Bracing For a Bad Monsoon, Government Quietly Preps Drought Plan

Bracing For a Bad Monsoon, Government Quietly Preps Drought Plan

The monsoon's progress will be reviewed at a meeting that the Union Food Minister will hold with states on Friday.

New Delhi: The Narendra Modi government has prepped a nine-point contingency plan in case of drought, but has withheld details to avoid panic. It believes that rain in Delhi and Mumbai since yesterday is a sign that the stalled monsoon is now progressing again and it might not need the plan after all. (Monsoon Finally Lashes Mumbai With Heavy Rains, Slows Down Traffic)

The drought mitigation plan envisages more diesel and seed subsidy for farmers and also relief from loans and interest as part of alternate plans of irrigation if rains are scanty.
India is one of the world's biggest producers and consumers of rice, corn, cooking oil, sugar and cotton and relies heavily on the annual monsoon rains as nearly half of its farmland is rainfed. (How Government Plans to be Drought-Ready: 10 Points)

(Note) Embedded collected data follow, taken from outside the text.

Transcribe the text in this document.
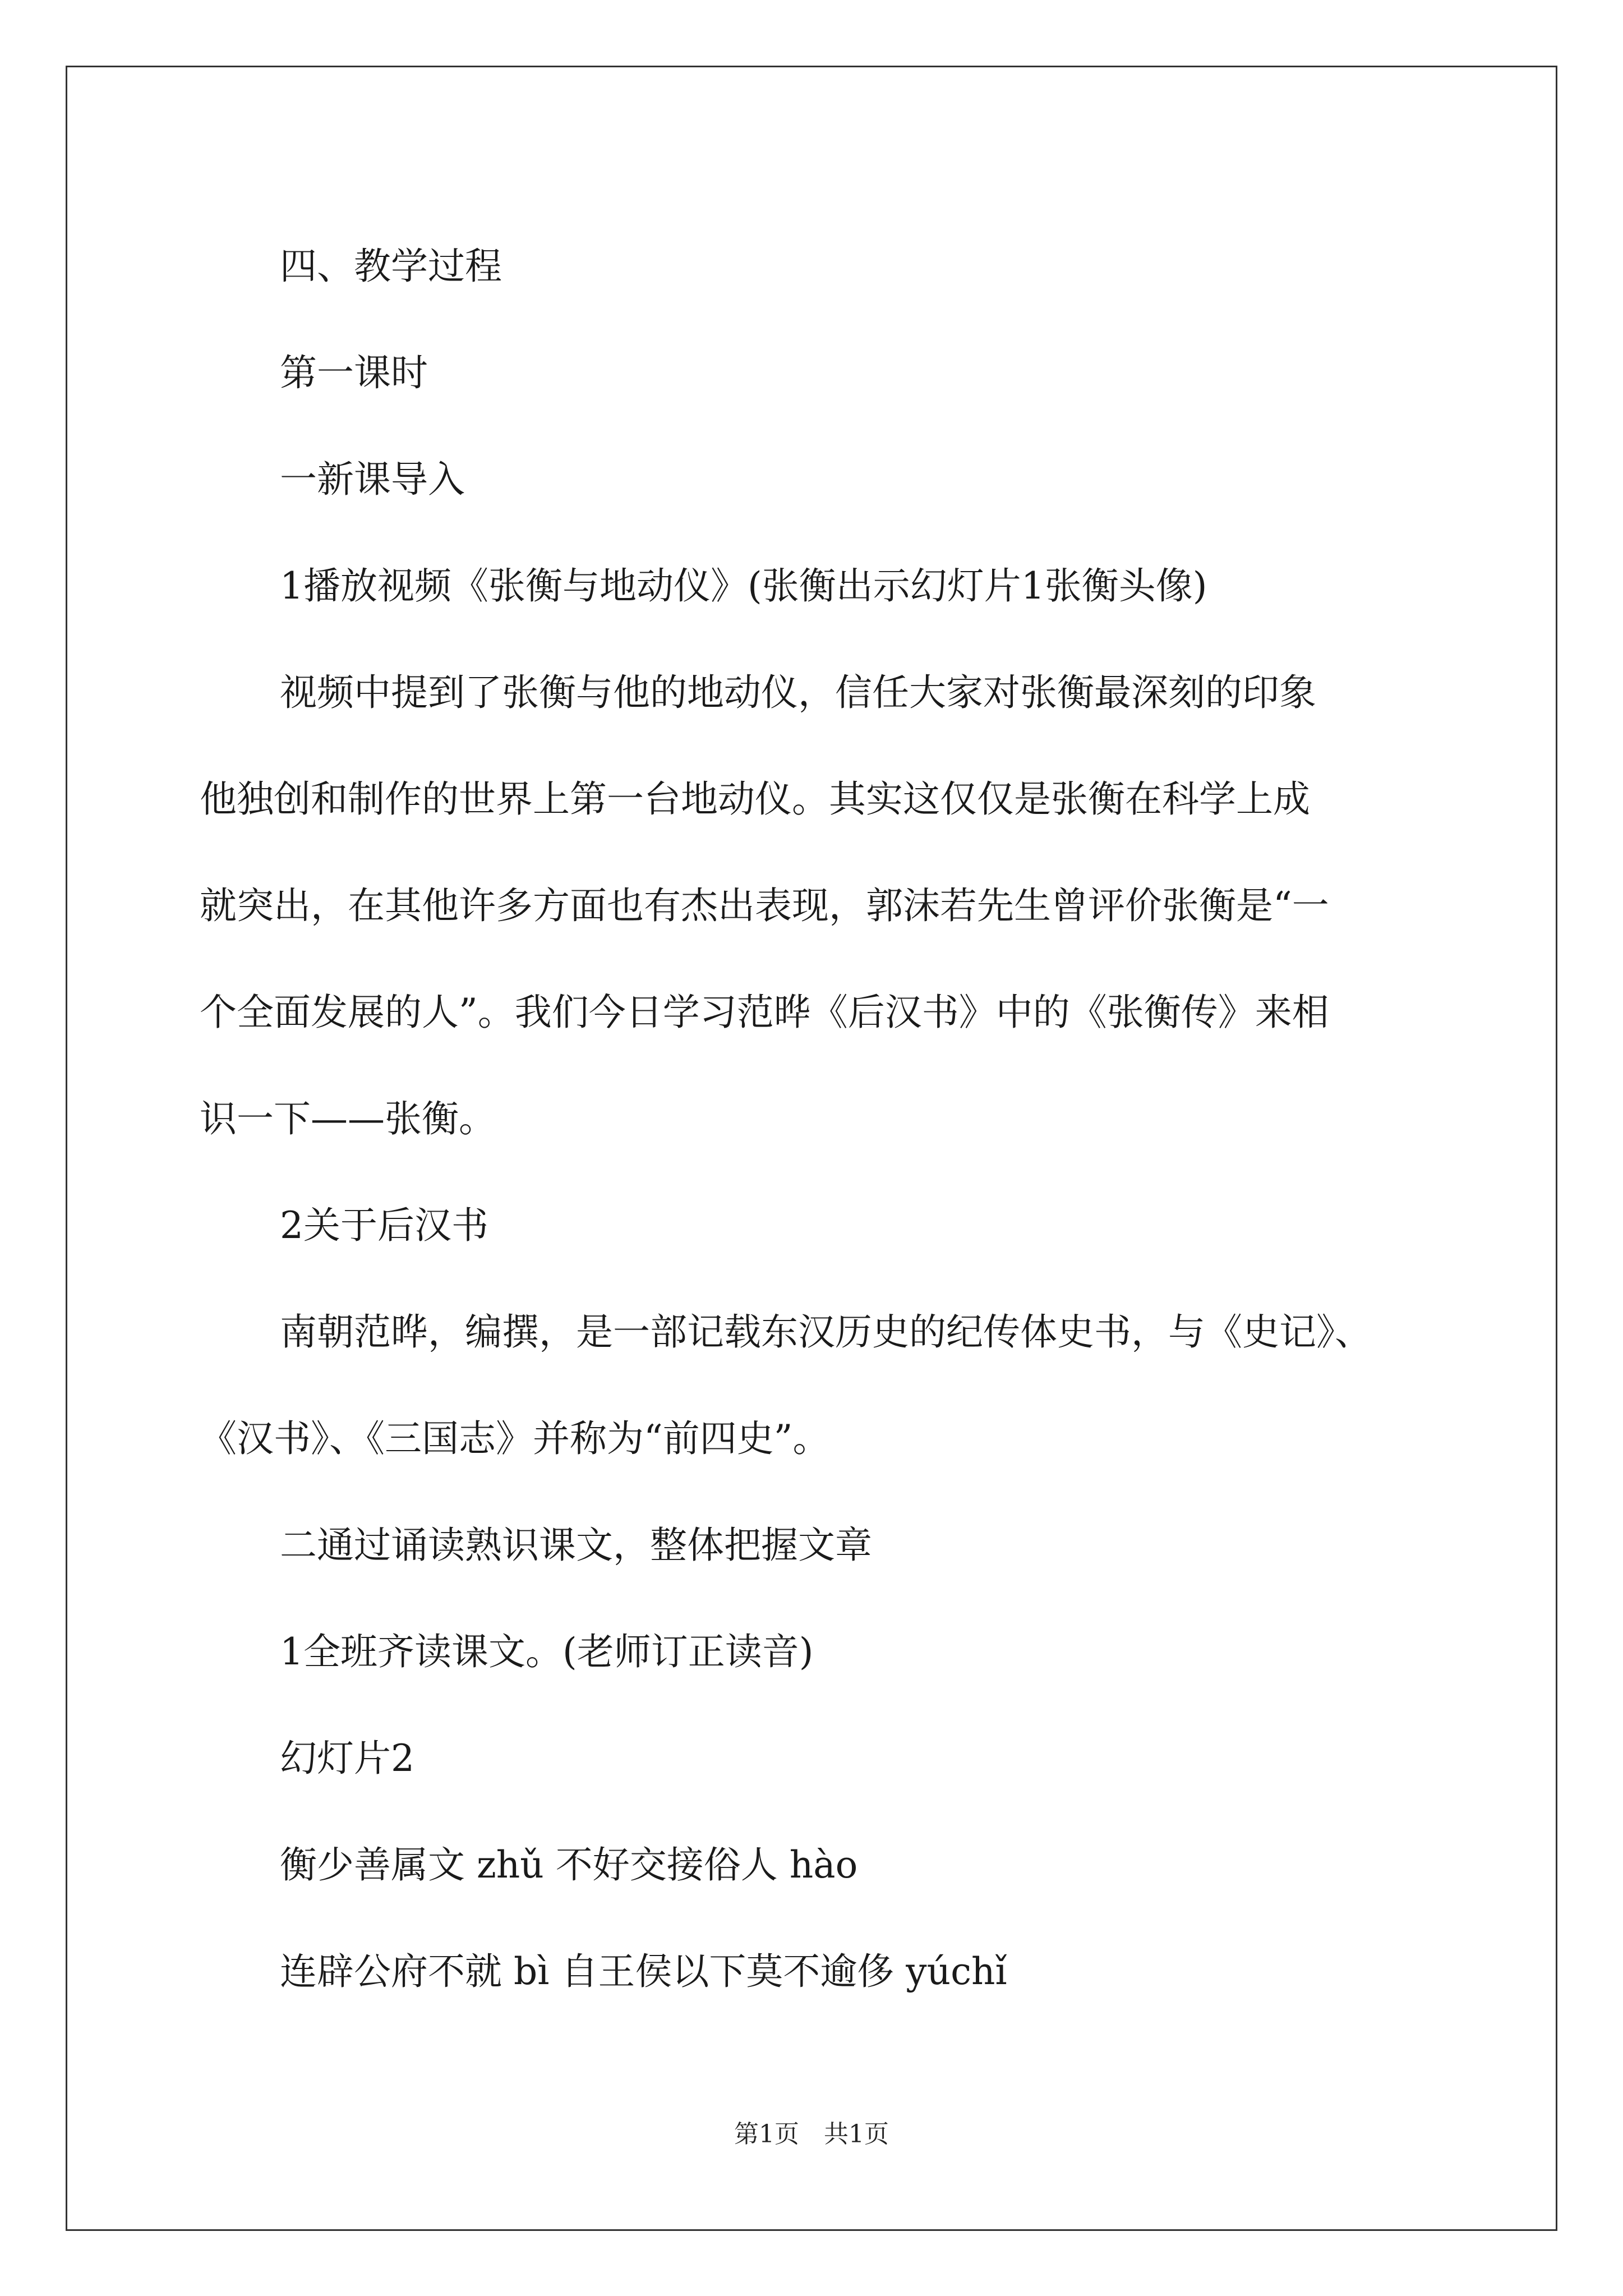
四、教学过程

第一课时

一新课导入

1播放视频《张衡与地动仪》(张衡出示幻灯片1张衡头像)

视频中提到了张衡与他的地动仪，信任大家对张衡最深刻的印象

他独创和制作的世界上第一台地动仪。其实这仅仅是张衡在科学上成

就突出，在其他许多方面也有杰出表现，郭沫若先生曾评价张衡是“一

个全面发展的人”。我们今日学习范晔《后汉书》中的《张衡传》来相

识一下——张衡。

2关于后汉书

南朝范晔，编撰，是一部记载东汉历史的纪传体史书，与《史记》、

《汉书》、《三国志》并称为“前四史”。

二通过诵读熟识课文，整体把握文章

1全班齐读课文。(老师订正读音)

幻灯片2

衡少善属文 zhǔ 不好交接俗人 hào

连辟公府不就 bì 自王侯以下莫不逾侈 yúchǐ

第1页　共1页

The monsoon's progress and ground situation will be reviewed at a meeting that the Union Food Minister Ram Vilas Paswan will hold with states on Friday. (Monsoon to Pick Up Next Week; Government Prepared for Shortfall)

The Cabinet met yesterday to discuss the government's other big worry - rising prices, with the late monsoon pushing up the cost of vegetables and dairy products.

The cabinet decided to place a limit on the quantity of onions and potatoes wholesalers can stock with them to curb hoarding, which is being blamed for the recent spike in prices, said minister for telecommunications and information technology Ravi Shankar Prasad after the meeting. The states would decide on the cap, he said.  (Will Limit Stockholding of Onions and Potatoes, Says Government)

"We think there are enough potatoes and onions in the country and there's no need to panic," Mr Prasad said. Earlier on Wednesday, India raised the minimum export price for onion by 67 percent to augment domestic supply and keep prices under control.

The government will also release additional 50 lakh tonnes of rice to the poor.

Shailesh Nayak, a top bureaucrat in the Earth Sciences Ministry said on Wednesday that monsoon rains have revived in central and northern parts of India known for soybean and sugarcane cultivation, but warned that the country is still expected to have below-average monsoon this year.  (Worst Impact of Poor Monsoon Likely to Be in West India: Agriculture Minister)

Rainfall in July and August is likely to be better than in June, the first month of the four-month monsoon season when the precipitation was 43 percent below average across India.